2. A bridge segment transport device according to claim 1, characterised in that: The upper surface of the base (1) is fixedly connected with a plurality of sliding cylinders (13), and the inner sidewall of each sliding cylinder (13) is slidably connected with a support rod (14), and the upper surface of each support rod (14) is connected to the bottom surface of the support plate (3).

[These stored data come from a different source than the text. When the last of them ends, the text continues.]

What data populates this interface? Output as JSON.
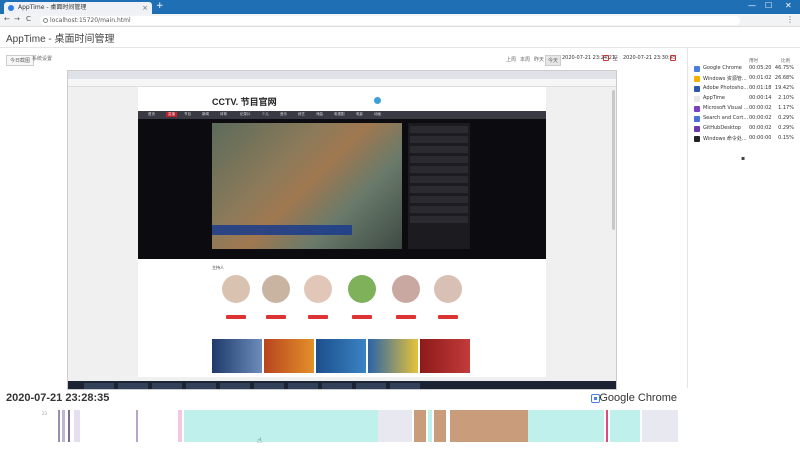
{
  "browser": {
    "tab_title": "AppTime - 桌面时间管理",
    "tab_close": "×",
    "new_tab": "+",
    "url": "localhost:15720/main.html",
    "win_min": "—",
    "win_max": "☐",
    "win_close": "✕",
    "nav_back": "←",
    "nav_forward": "→",
    "nav_reload": "C",
    "menu": "⋮"
  },
  "app": {
    "title": "AppTime - 桌面时间管理",
    "buttons": {
      "today_screenshot": "今日截图",
      "settings": "系统设置"
    },
    "ranges": [
      {
        "label": "上周",
        "active": false
      },
      {
        "label": "本周",
        "active": false
      },
      {
        "label": "昨天",
        "active": false
      },
      {
        "label": "今天",
        "active": true
      }
    ],
    "date_from": "2020-07-21 23:24:21",
    "date_to": "2020-07-21 23:30:45",
    "date_sep": "至"
  },
  "screenshot": {
    "site_logo": "CCTV. 节目官网",
    "nav_items": [
      "首页",
      "直播",
      "节目",
      "新闻",
      "体育",
      "纪录片",
      "少儿",
      "音乐",
      "综艺",
      "戏曲",
      "电视剧",
      "电影",
      "动画"
    ],
    "section_hosts": "主持人"
  },
  "stats": {
    "header": {
      "app": "",
      "duration": "用时",
      "percent": "比例"
    },
    "items": [
      {
        "name": "Google Chrome",
        "time": "00:05:20",
        "percent": "46.75%",
        "color": "#4a7ee0"
      },
      {
        "name": "Windows 资源管...",
        "time": "00:01:02",
        "percent": "26.68%",
        "color": "#f0b400"
      },
      {
        "name": "Adobe Photosho...",
        "time": "00:01:18",
        "percent": "19.42%",
        "color": "#2d5aa8"
      },
      {
        "name": "AppTime",
        "time": "00:00:14",
        "percent": "2.10%",
        "color": "#e8e8e8"
      },
      {
        "name": "Microsoft Visual ...",
        "time": "00:00:02",
        "percent": "1.17%",
        "color": "#7b3fc4"
      },
      {
        "name": "Search and Cort...",
        "time": "00:00:02",
        "percent": "0.29%",
        "color": "#4a6fd8"
      },
      {
        "name": "GitHubDesktop",
        "time": "00:00:02",
        "percent": "0.29%",
        "color": "#6a3aa8"
      },
      {
        "name": "Windows 命令处...",
        "time": "00:00:00",
        "percent": "0.15%",
        "color": "#222222"
      }
    ]
  },
  "footer": {
    "timestamp": "2020-07-21 23:28:35",
    "current_app": "Google Chrome",
    "timeline_start_label": "23"
  }
}
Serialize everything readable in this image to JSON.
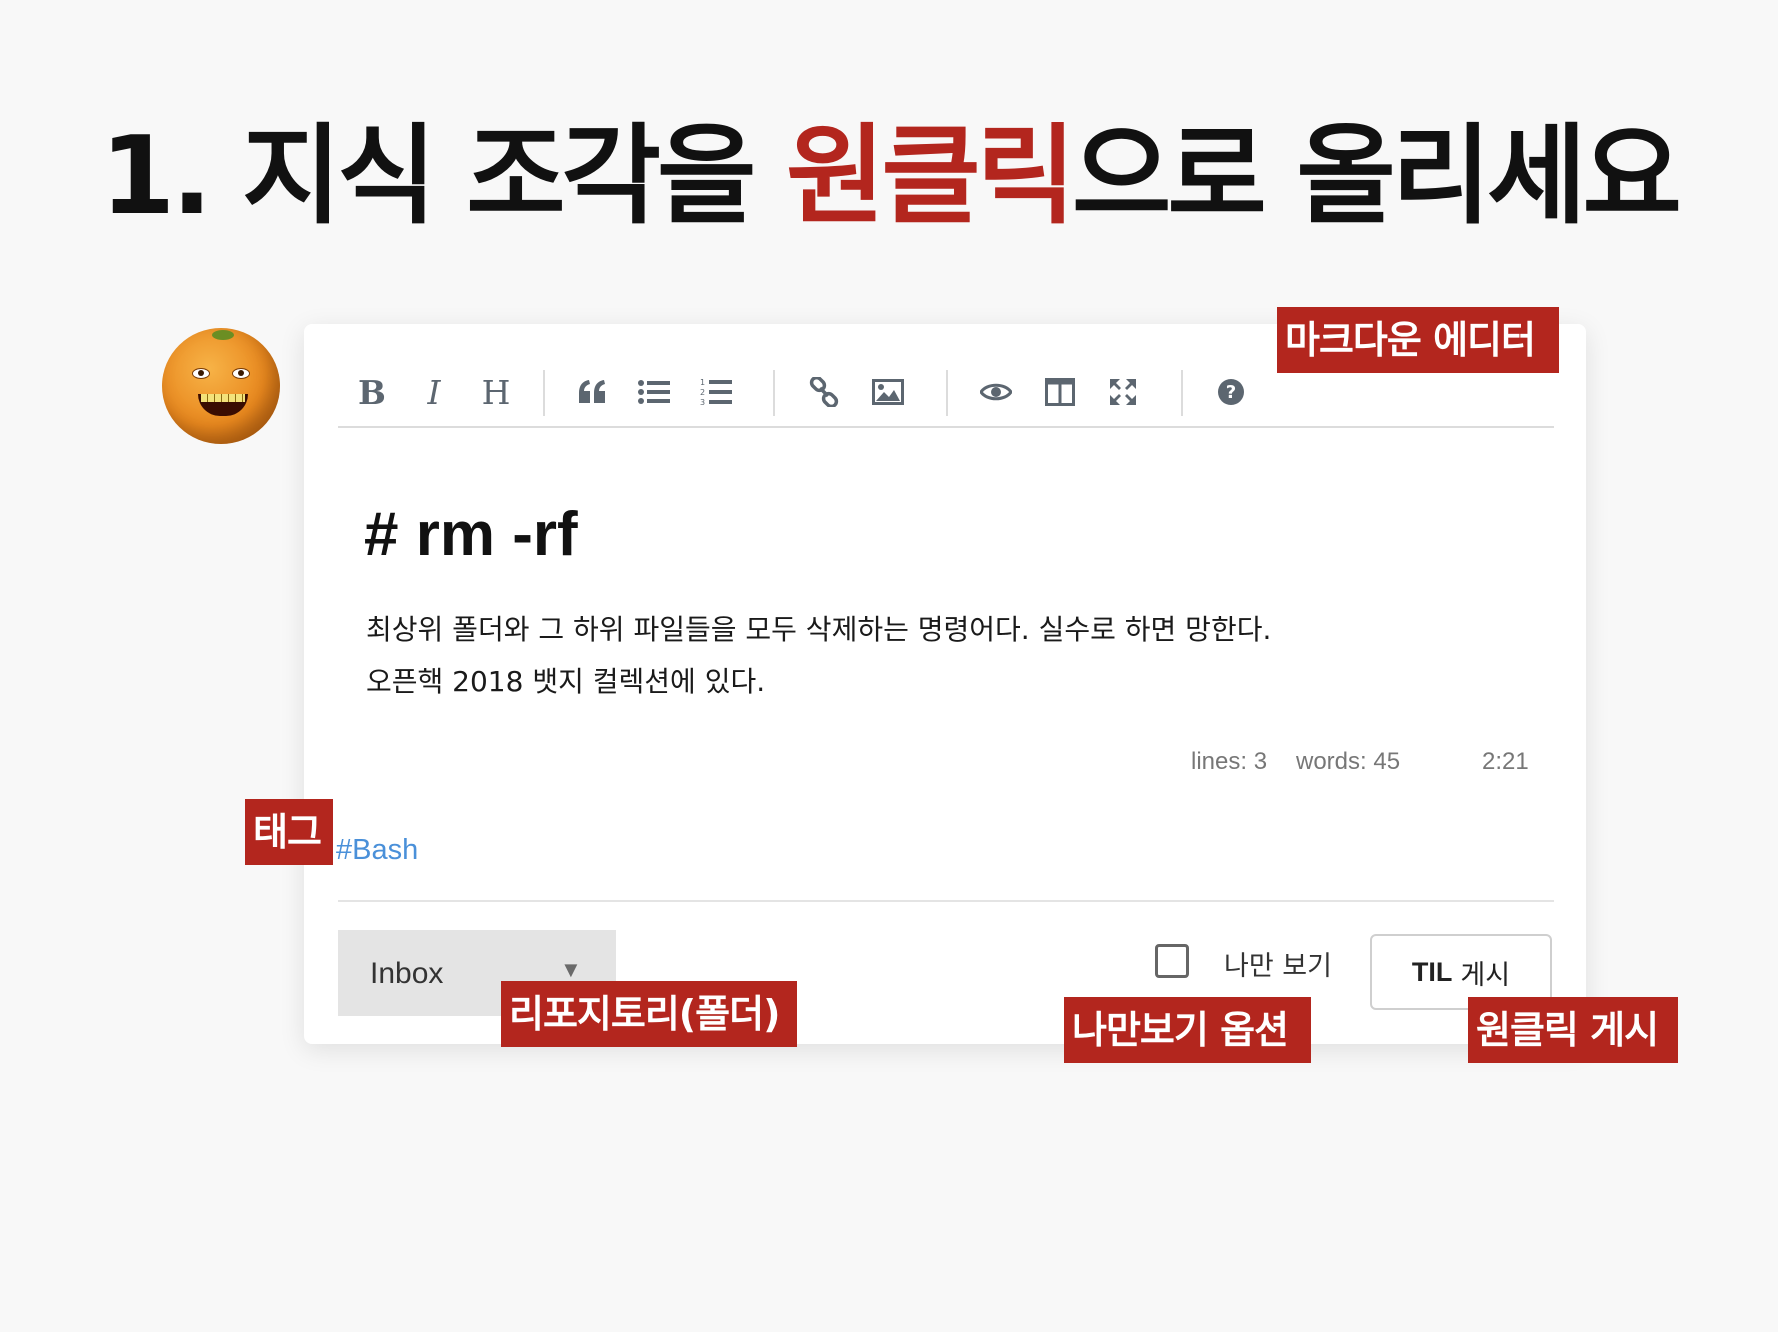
{
  "headline": {
    "prefix": "1. 지식 조각을 ",
    "accent": "원클릭",
    "suffix": "으로 올리세요"
  },
  "colors": {
    "accent": "#b3261e",
    "tag": "#4a90d9"
  },
  "toolbar": {
    "buttons": [
      {
        "name": "bold-icon",
        "glyph": "B"
      },
      {
        "name": "italic-icon",
        "glyph": "I"
      },
      {
        "name": "heading-icon",
        "glyph": "H"
      },
      {
        "name": "quote-icon",
        "glyph": "❝"
      },
      {
        "name": "unordered-list-icon",
        "glyph": "list"
      },
      {
        "name": "ordered-list-icon",
        "glyph": "list-ol"
      },
      {
        "name": "link-icon",
        "glyph": "link"
      },
      {
        "name": "image-icon",
        "glyph": "image"
      },
      {
        "name": "preview-icon",
        "glyph": "eye"
      },
      {
        "name": "side-by-side-icon",
        "glyph": "columns"
      },
      {
        "name": "fullscreen-icon",
        "glyph": "expand"
      },
      {
        "name": "help-icon",
        "glyph": "question"
      }
    ]
  },
  "editor": {
    "heading": "# rm -rf",
    "lines": [
      "최상위 폴더와 그 하위 파일들을 모두 삭제하는 명령어다. 실수로 하면 망한다.",
      "오픈핵 2018 뱃지 컬렉션에 있다."
    ],
    "status": {
      "lines": "lines: 3",
      "words": "words: 45",
      "cursor": "2:21"
    }
  },
  "tag": "#Bash",
  "footer": {
    "folder_value": "Inbox",
    "private_label": "나만 보기",
    "private_checked": false,
    "post_button_bold": "TIL",
    "post_button_rest": "게시"
  },
  "callouts": {
    "editor": "마크다운 에디터",
    "tag": "태그",
    "folder": "리포지토리(폴더)",
    "private": "나만보기 옵션",
    "post": "원클릭 게시"
  }
}
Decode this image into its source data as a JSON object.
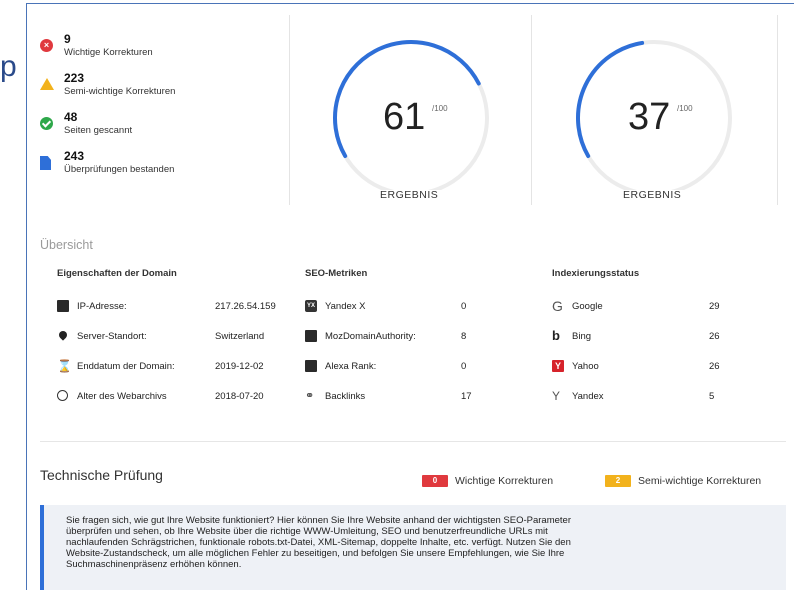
{
  "summary": {
    "items": [
      {
        "value": "9",
        "label": "Wichtige Korrekturen",
        "icon": "error-icon"
      },
      {
        "value": "223",
        "label": "Semi-wichtige Korrekturen",
        "icon": "warning-icon"
      },
      {
        "value": "48",
        "label": "Seiten gescannt",
        "icon": "check-icon"
      },
      {
        "value": "243",
        "label": "Überprüfungen bestanden",
        "icon": "document-icon"
      }
    ]
  },
  "gauges": [
    {
      "score": "61",
      "max": "/100",
      "caption": "ERGEBNIS",
      "fraction": 0.61
    },
    {
      "score": "37",
      "max": "/100",
      "caption": "ERGEBNIS",
      "fraction": 0.37
    }
  ],
  "overview": {
    "title": "Übersicht",
    "domain": {
      "heading": "Eigenschaften der Domain",
      "rows": [
        {
          "label": "IP-Adresse:",
          "value": "217.26.54.159",
          "icon": "server-icon"
        },
        {
          "label": "Server-Standort:",
          "value": "Switzerland",
          "icon": "location-pin-icon"
        },
        {
          "label": "Enddatum der Domain:",
          "value": "2019-12-02",
          "icon": "hourglass-icon"
        },
        {
          "label": "Alter des Webarchivs",
          "value": "2018-07-20",
          "icon": "clock-icon"
        }
      ]
    },
    "seo": {
      "heading": "SEO-Metriken",
      "rows": [
        {
          "label": "Yandex X",
          "value": "0",
          "icon": "yandex-x-icon"
        },
        {
          "label": "MozDomainAuthority:",
          "value": "8",
          "icon": "moz-icon"
        },
        {
          "label": "Alexa Rank:",
          "value": "0",
          "icon": "alexa-icon"
        },
        {
          "label": "Backlinks",
          "value": "17",
          "icon": "link-icon"
        }
      ]
    },
    "index": {
      "heading": "Indexierungsstatus",
      "rows": [
        {
          "label": "Google",
          "value": "29",
          "icon": "google-icon"
        },
        {
          "label": "Bing",
          "value": "26",
          "icon": "bing-icon"
        },
        {
          "label": "Yahoo",
          "value": "26",
          "icon": "yahoo-icon"
        },
        {
          "label": "Yandex",
          "value": "5",
          "icon": "yandex-icon"
        }
      ]
    }
  },
  "technical": {
    "title": "Technische Prüfung",
    "badge_important": "0",
    "label_important": "Wichtige Korrekturen",
    "badge_semi": "2",
    "label_semi": "Semi-wichtige Korrekturen",
    "info_lines": [
      "Sie fragen sich, wie gut Ihre Website funktioniert? Hier können Sie Ihre Website anhand der wichtigsten SEO-Parameter",
      "überprüfen und sehen, ob Ihre Website über die richtige WWW-Umleitung, SEO und benutzerfreundliche URLs mit",
      "nachlaufenden Schrägstrichen, funktionale robots.txt-Datei, XML-Sitemap, doppelte Inhalte, etc. verfügt. Nutzen Sie den",
      "Website-Zustandscheck, um alle möglichen Fehler zu beseitigen, und befolgen Sie unsere Empfehlungen, wie Sie Ihre",
      "Suchmaschinenpräsenz erhöhen können."
    ]
  },
  "partial_letter": "p",
  "colors": {
    "accent": "#2e6fd8",
    "error": "#e0393e",
    "warning": "#f2b21c",
    "success": "#2ea84a"
  }
}
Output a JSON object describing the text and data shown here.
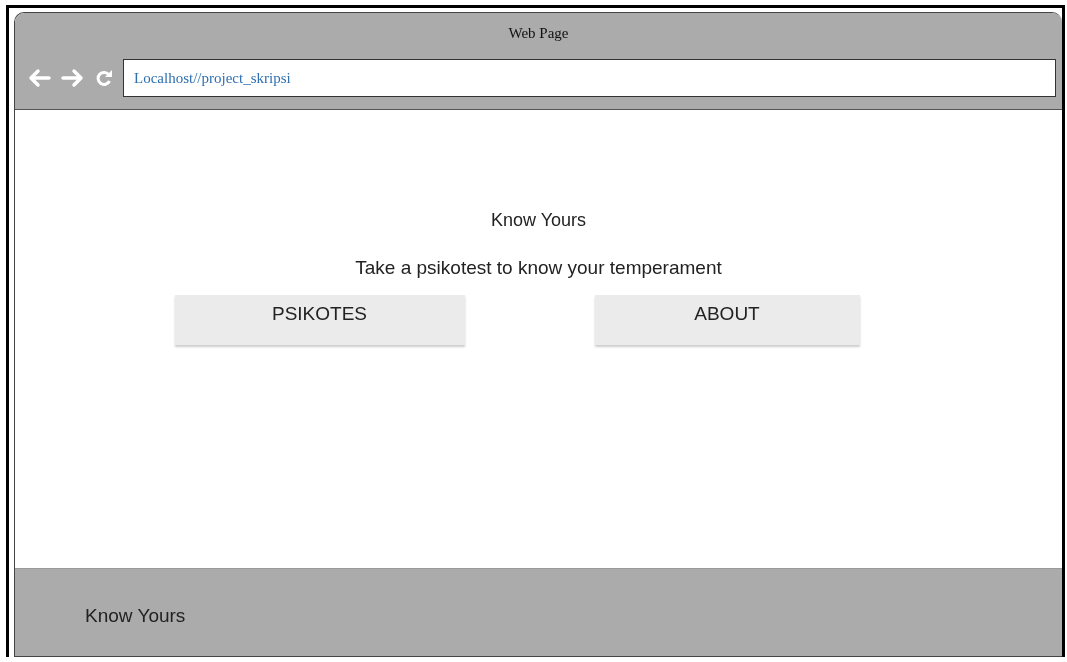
{
  "window": {
    "title": "Web Page"
  },
  "address_bar": {
    "url": "Localhost//project_skripsi"
  },
  "hero": {
    "title": "Know Yours",
    "subtitle": "Take a psikotest to know your temperament"
  },
  "buttons": [
    {
      "label": "PSIKOTES"
    },
    {
      "label": "ABOUT"
    }
  ],
  "footer": {
    "text": "Know Yours"
  }
}
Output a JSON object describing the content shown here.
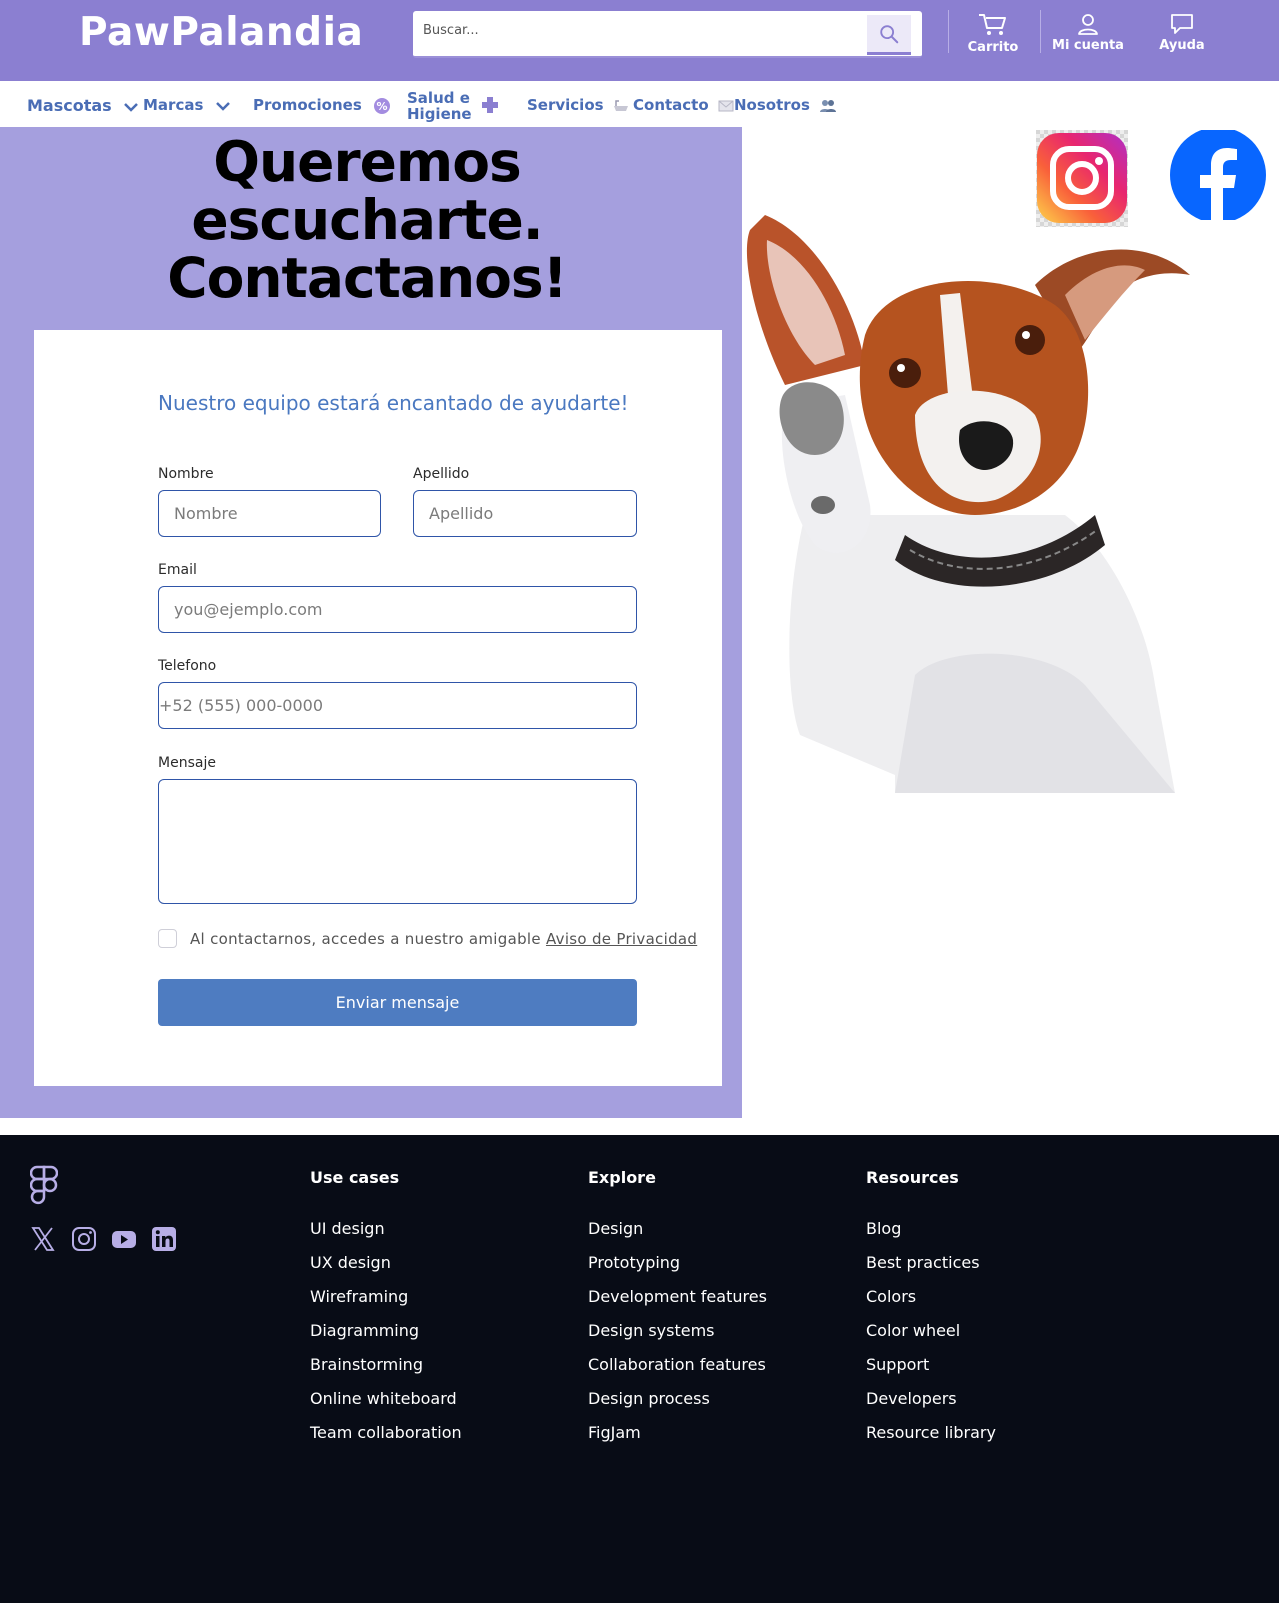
{
  "header": {
    "brand": "PawPalandia",
    "search_placeholder": "Buscar...",
    "cart_label": "Carrito",
    "account_label": "Mi cuenta",
    "help_label": "Ayuda",
    "accent": "#8b7fd1"
  },
  "nav": {
    "items": [
      "Mascotas",
      "Marcas",
      "Promociones",
      "Salud e",
      "Higiene",
      "Servicios",
      "Contacto",
      "Nosotros"
    ]
  },
  "contact": {
    "headline_1": "Queremos",
    "headline_2": "escucharte.",
    "headline_3": "Contactanos!",
    "subtitle": "Nuestro equipo estará encantado de ayudarte!",
    "first_name_label": "Nombre",
    "first_name_placeholder": "Nombre",
    "last_name_label": "Apellido",
    "last_name_placeholder": "Apellido",
    "email_label": "Email",
    "email_placeholder": "you@ejemplo.com",
    "phone_label": "Telefono",
    "phone_placeholder": "+52 (555) 000-0000",
    "message_label": "Mensaje",
    "consent_text": "Al contactarnos, accedes a nuestro amigable ",
    "consent_link": "Aviso de Privacidad",
    "submit_label": "Enviar mensaje"
  },
  "footer": {
    "columns": [
      {
        "heading": "Use cases",
        "links": [
          "UI design",
          "UX design",
          "Wireframing",
          "Diagramming",
          "Brainstorming",
          "Online whiteboard",
          "Team collaboration"
        ]
      },
      {
        "heading": "Explore",
        "links": [
          "Design",
          "Prototyping",
          "Development features",
          "Design systems",
          "Collaboration features",
          "Design process",
          "FigJam"
        ]
      },
      {
        "heading": "Resources",
        "links": [
          "Blog",
          "Best practices",
          "Colors",
          "Color wheel",
          "Support",
          "Developers",
          "Resource library"
        ]
      }
    ],
    "social_icons": [
      "x-icon",
      "instagram-icon",
      "youtube-icon",
      "linkedin-icon"
    ]
  }
}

3. The bridge segment transport device according to claim 1, characterized in that: The upper surface of the base (1) is fixedly connected with a plurality of elastic elements (15), and the outer surface of each elastic element (15) is connected to the bottom surface of the support plate (3).
4. A bridge segment transport apparatus as claimed in claim 1, characterized in that: The upper surface of the support plate (3) is provided with a plurality of sliding holes (16), and each sliding hole (16) is slidably connected to a ball (17) on its inner sidewall.
5. A bridge segment transport apparatus as claimed in claim 1, characterized in that: The outer surface of the receiving plate (12) and the outer surface of the support plate (3) are fixedly connected to two slide rods (18), and the outer surface of each slide rod (18) is slidably connected to the inside of the push plate (11).
6. A bridge segment transport apparatus as claimed in claim 1, characterized in that: Furthermore, the push plate (11), the receiving plate (12), and the two sets of clamping plates (9) are all fixedly connected with rubber pads.